Really it just ought to be a thing that we identify as a thought-terminating cliche. No laws needed, let’s just not fall for a lazy trick. Whether or not it is true that lots of people agreed, that isn’t a good argument that they are right.
The case of Nixon really brings that out. The “Silent Majority” was used to refer to people who didn’t protest the Vietnam War. Of course, in retrospect the Vietnam War was pretty bad. Arguing that it was secretly popular should have not been accepted as a substitute for an argument that it was good.
> We really need a rule in politics which bans you (if you're an elected representative) from stating anything about the beliefs of the electorate without reference to a poll of the population of adequate size and quality.
Except that assumes polls are a good and accurate way to learn the "beliefs of the electorate," which is not true. Not everyone takes polls, not every belief can be expressed in a multiple-choice form, little subtleties in phrasing and order can greatly bias the outcome of a poll, etc.
I don't think it's a good idea to require speech be filtered through such an expensive and imperfect technology.
err... how Bitcoin works, or how the speculative bubble around cryptocurrencies circa 2019-2021 worked?
Bitcoin is actually kind of useful for some niche use cases - namely illegal transactions, like buying drugs online (Silk Road, for example), and occasionally for international money transfers - my French father once paid an Argentinian architect in Bitcoin, because it was the easiest way to transfer the money due to details about money transfer between those countries which I am completely unaware of.
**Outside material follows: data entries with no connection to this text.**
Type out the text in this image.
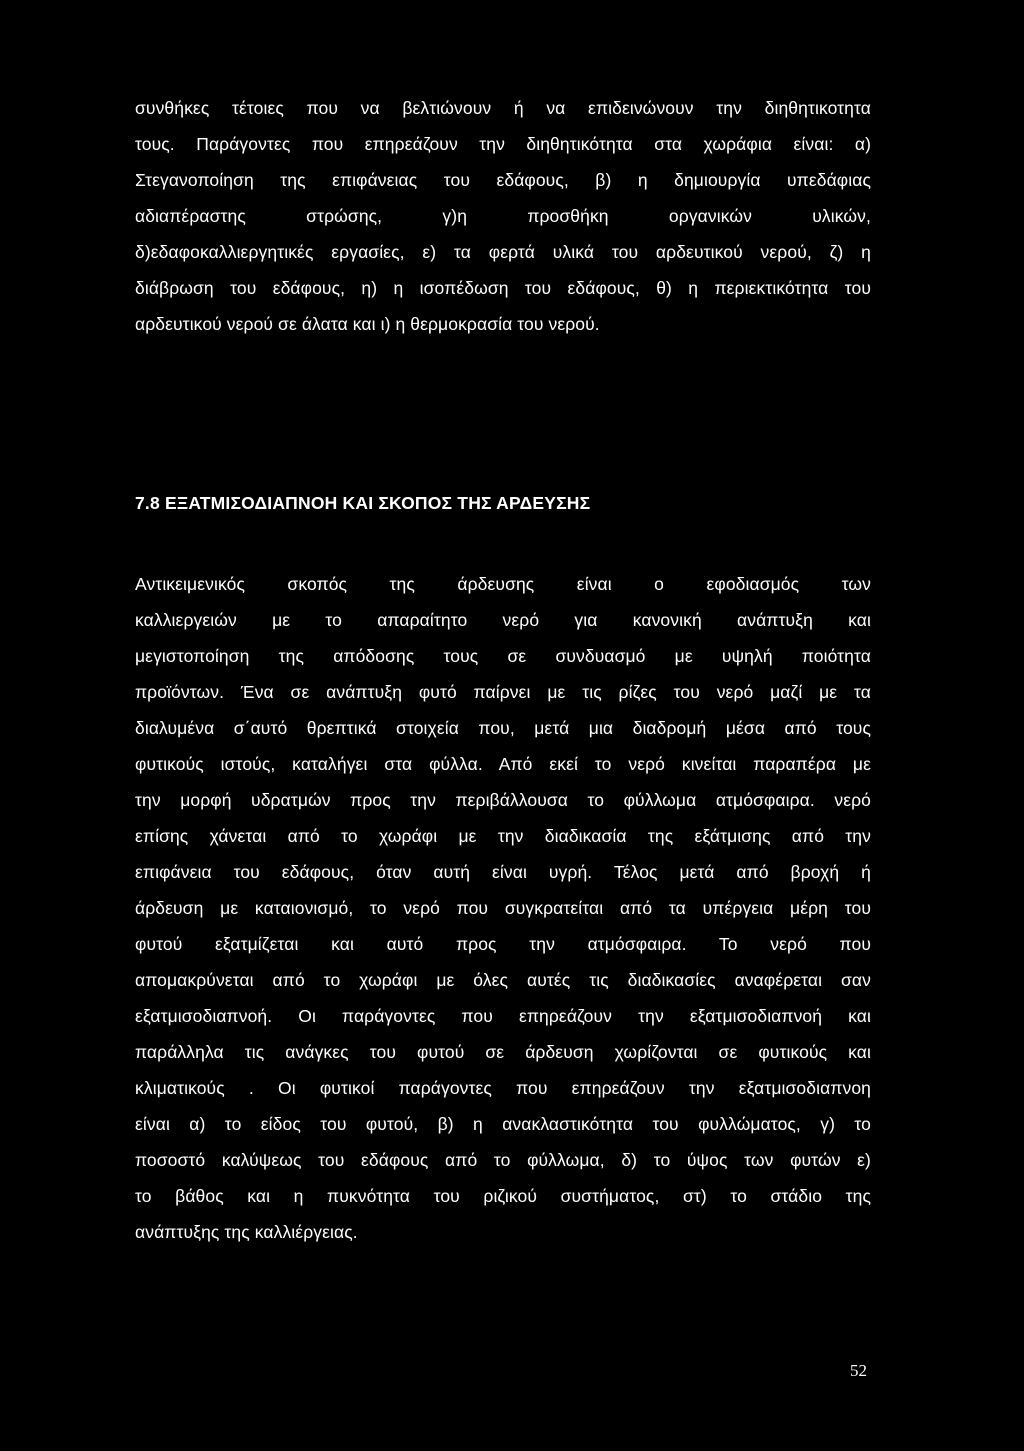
συνθήκες τέτοιες που να βελτιώνουν ή να επιδεινώνουν την διηθητικοτητα
τους. Παράγοντες που επηρεάζουν την διηθητικότητα στα χωράφια είναι: α)
Στεγανοποίηση της επιφάνειας του εδάφους, β) η δημιουργία υπεδάφιας
αδιαπέραστης στρώσης, γ)η προσθήκη οργανικών υλικών,
δ)εδαφοκαλλιεργητικές εργασίες, ε) τα φερτά υλικά του αρδευτικού νερού, ζ) η
διάβρωση του εδάφους, η) η ισοπέδωση του εδάφους, θ) η περιεκτικότητα του
αρδευτικού νερού σε άλατα και ι) η θερμοκρασία του νερού.
7.8 ΕΞΑΤΜΙΣΟΔΙΑΠΝΟΗ ΚΑΙ ΣΚΟΠΟΣ ΤΗΣ ΑΡΔΕΥΣΗΣ
Αντικειμενικός σκοπός της άρδευσης είναι ο εφοδιασμός των
καλλιεργειών με το απαραίτητο νερό για κανονική ανάπτυξη και
μεγιστοποίηση της απόδοσης τους σε συνδυασμό με υψηλή ποιότητα
προϊόντων. Ένα σε ανάπτυξη φυτό παίρνει με τις ρίζες του νερό μαζί με τα
διαλυμένα σ΄αυτό θρεπτικά στοιχεία που, μετά μια διαδρομή μέσα από τους
φυτικούς ιστούς, καταλήγει στα φύλλα. Από εκεί το νερό κινείται παραπέρα με
την μορφή υδρατμών προς την περιβάλλουσα το φύλλωμα ατμόσφαιρα. νερό
επίσης χάνεται από το χωράφι με την διαδικασία της εξάτμισης από την
επιφάνεια του εδάφους, όταν αυτή είναι υγρή. Τέλος μετά από βροχή ή
άρδευση με καταιονισμό, το νερό που συγκρατείται από τα υπέργεια μέρη του
φυτού εξατμίζεται και αυτό προς την ατμόσφαιρα. Το νερό που
απομακρύνεται από το χωράφι με όλες αυτές τις διαδικασίες αναφέρεται σαν
εξατμισοδιαπνοή. Οι παράγοντες που επηρεάζουν την εξατμισοδιαπνοή και
παράλληλα τις ανάγκες του φυτού σε άρδευση χωρίζονται σε φυτικούς και
κλιματικούς . Οι φυτικοί παράγοντες που επηρεάζουν την εξατμισοδιαπνοη
είναι α) το είδος του φυτού, β) η ανακλαστικότητα του φυλλώματος, γ) το
ποσοστό καλύψεως του εδάφους από το φύλλωμα, δ) το ύψος των φυτών ε)
το βάθος και η πυκνότητα του ριζικού συστήματος, στ) το στάδιο της
ανάπτυξης της καλλιέργειας.
52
The Bitcoin bubble, like all bubbles since the Dutch tulip bubble in the 1600s, did follow a somewhat similar "well everyone things this thing is much more valuable than it is worth, if I buy some now the price will keep going on and I can dump it on some sucker" path, however.
> Bitcoin is actually kind of useful for some niche use cases - namely illegal transactions, like buying drugs online (Silk Road, for example),
For the record - the illegal transactions were thought to be advantaged by crypto like BTC because it was assumed to be impossible to trace the people engaged in the transaction, however the opposite is true, public blockchains register every transaction a given wallet has made, which has been used by Law Enforcement Agencies(LEA) to prosecute people (and made it easier in some cases).
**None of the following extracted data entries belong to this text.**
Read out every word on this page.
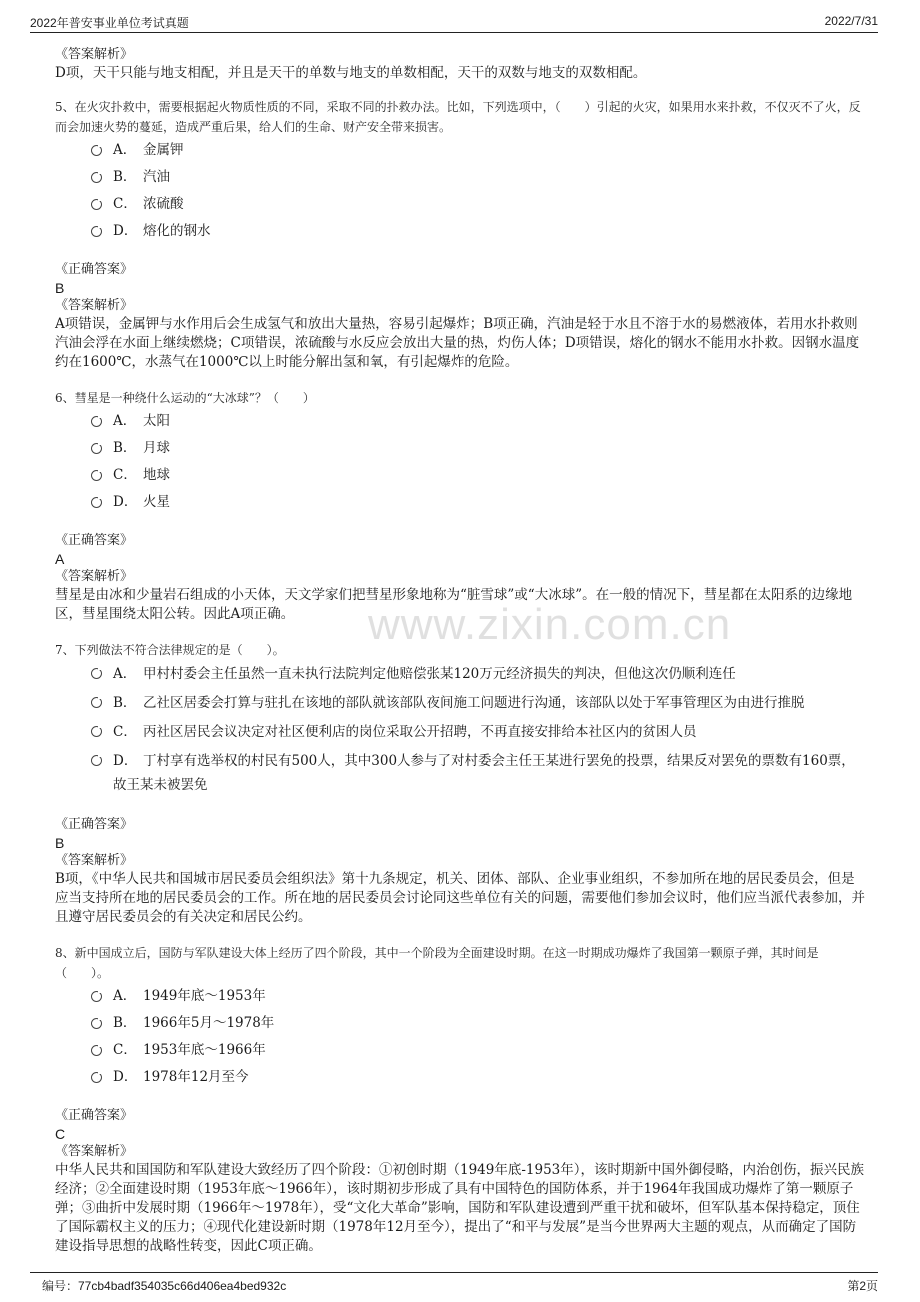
2022年普安事业单位考试真题	2022/7/31
www.zixin.com.cn
《答案解析》
D项，天干只能与地支相配，并且是天干的单数与地支的单数相配，天干的双数与地支的双数相配。
5、在火灾扑救中，需要根据起火物质性质的不同，采取不同的扑救办法。比如，下列选项中，（　　）引起的火灾，如果用水来扑救，不仅灭不了火，反而会加速火势的蔓延，造成严重后果，给人们的生命、财产安全带来损害。
A． 金属钾
B． 汽油
C． 浓硫酸
D． 熔化的钢水
《正确答案》
B
《答案解析》
A项错误，金属钾与水作用后会生成氢气和放出大量热，容易引起爆炸；B项正确，汽油是轻于水且不溶于水的易燃液体，若用水扑救则汽油会浮在水面上继续燃烧；C项错误，浓硫酸与水反应会放出大量的热，灼伤人体；D项错误，熔化的钢水不能用水扑救。因钢水温度约在1600℃，水蒸气在1000℃以上时能分解出氢和氧，有引起爆炸的危险。
6、彗星是一种绕什么运动的“大冰球”？（　　）
A． 太阳
B． 月球
C． 地球
D． 火星
《正确答案》
A
《答案解析》
彗星是由冰和少量岩石组成的小天体，天文学家们把彗星形象地称为“脏雪球”或“大冰球”。在一般的情况下，彗星都在太阳系的边缘地区，彗星围绕太阳公转。因此A项正确。
7、下列做法不符合法律规定的是（　　）。
A． 甲村村委会主任虽然一直未执行法院判定他赔偿张某120万元经济损失的判决，但他这次仍顺利连任
B． 乙社区居委会打算与驻扎在该地的部队就该部队夜间施工问题进行沟通，该部队以处于军事管理区为由进行推脱
C． 丙社区居民会议决定对社区便利店的岗位采取公开招聘，不再直接安排给本社区内的贫困人员
D． 丁村享有选举权的村民有500人，其中300人参与了对村委会主任王某进行罢免的投票，结果反对罢免的票数有160票，故王某未被罢免
《正确答案》
B
《答案解析》
B项，《中华人民共和国城市居民委员会组织法》第十九条规定，机关、团体、部队、企业事业组织，不参加所在地的居民委员会，但是应当支持所在地的居民委员会的工作。所在地的居民委员会讨论同这些单位有关的问题，需要他们参加会议时，他们应当派代表参加，并且遵守居民委员会的有关决定和居民公约。
8、新中国成立后，国防与军队建设大体上经历了四个阶段，其中一个阶段为全面建设时期。在这一时期成功爆炸了我国第一颗原子弹，其时间是（　　）。
A． 1949年底～1953年
B． 1966年5月～1978年
C． 1953年底～1966年
D． 1978年12月至今
《正确答案》
C
《答案解析》
中华人民共和国国防和军队建设大致经历了四个阶段：①初创时期（1949年底-1953年），该时期新中国外御侵略，内治创伤，振兴民族经济；②全面建设时期（1953年底～1966年），该时期初步形成了具有中国特色的国防体系，并于1964年我国成功爆炸了第一颗原子弹；③曲折中发展时期（1966年～1978年），受“文化大革命”影响，国防和军队建设遭到严重干扰和破坏，但军队基本保持稳定，顶住了国际霸权主义的压力；④现代化建设新时期（1978年12月至今），提出了“和平与发展”是当今世界两大主题的观点，从而确定了国防建设指导思想的战略性转变，因此C项正确。
编号：77cb4badf354035c66d406ea4bed932c	第2页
> and occasionally for international money transfers - my French father once paid an Argentinian architect in Bitcoin, because it was the easiest way to transfer the money due to details about money transfer between those countries which I am completely unaware of.
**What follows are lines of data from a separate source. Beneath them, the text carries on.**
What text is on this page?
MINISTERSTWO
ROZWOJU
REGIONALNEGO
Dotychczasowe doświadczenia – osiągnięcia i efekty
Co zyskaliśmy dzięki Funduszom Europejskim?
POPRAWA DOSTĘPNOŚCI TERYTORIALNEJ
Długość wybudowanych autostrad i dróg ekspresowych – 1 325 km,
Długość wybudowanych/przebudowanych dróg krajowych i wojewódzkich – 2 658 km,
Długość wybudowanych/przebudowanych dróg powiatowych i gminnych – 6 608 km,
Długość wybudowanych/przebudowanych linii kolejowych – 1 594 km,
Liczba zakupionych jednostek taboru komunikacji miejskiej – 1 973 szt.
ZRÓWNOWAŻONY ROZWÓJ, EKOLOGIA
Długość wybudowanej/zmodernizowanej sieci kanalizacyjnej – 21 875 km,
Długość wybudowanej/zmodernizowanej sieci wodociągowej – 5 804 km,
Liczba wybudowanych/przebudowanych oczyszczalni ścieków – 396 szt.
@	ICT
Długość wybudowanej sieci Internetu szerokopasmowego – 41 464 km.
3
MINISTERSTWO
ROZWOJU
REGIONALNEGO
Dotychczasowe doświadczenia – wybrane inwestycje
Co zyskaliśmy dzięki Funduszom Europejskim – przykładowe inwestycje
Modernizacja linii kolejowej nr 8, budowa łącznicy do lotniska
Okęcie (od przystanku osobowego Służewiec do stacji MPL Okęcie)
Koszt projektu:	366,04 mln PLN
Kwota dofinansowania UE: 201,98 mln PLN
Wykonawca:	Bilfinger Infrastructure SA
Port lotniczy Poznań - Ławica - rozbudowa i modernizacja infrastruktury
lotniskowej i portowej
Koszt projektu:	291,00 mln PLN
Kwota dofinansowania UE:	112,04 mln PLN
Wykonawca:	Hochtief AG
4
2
There are remittance companies that deal in local currencies that tend to make this "easier" - crypto works for this WHEN you can exchange the crypto for the currencies you have and want, which is, in effect, the same.
Anonymity/untraceability was not the primary reason for using BTC towards black/grey markets. Bitcoin can be used pseudo anonymously , and the fact is you simply cannot send money to your grey market counterparty via any method but cash without it being flagged/canceled, and if you can't send cash (which has its own problems), bitcoin is the only option.
Mining rigs have a finite lifespan & the places that make them in large enough quantities will stop making new ones if a more profitable product line, e.g. AI accelerators, becomes available. I'm sure making mining rigs will remain profitable for a while longer but the memory shortages are making it obvious that most production capacity is now going towards AI data centers & if that trend continues then hashing capacity will continue diminishing b/c the electricity cost & hardware replenishment will outpace mining rewards.
Bitcoin was always a dead end. It might survive for a while longer but its demise is inevitable.
I don’t know how to get away from it because ultimately coordination depends on understanding what everybody believes, but I wish it would go away.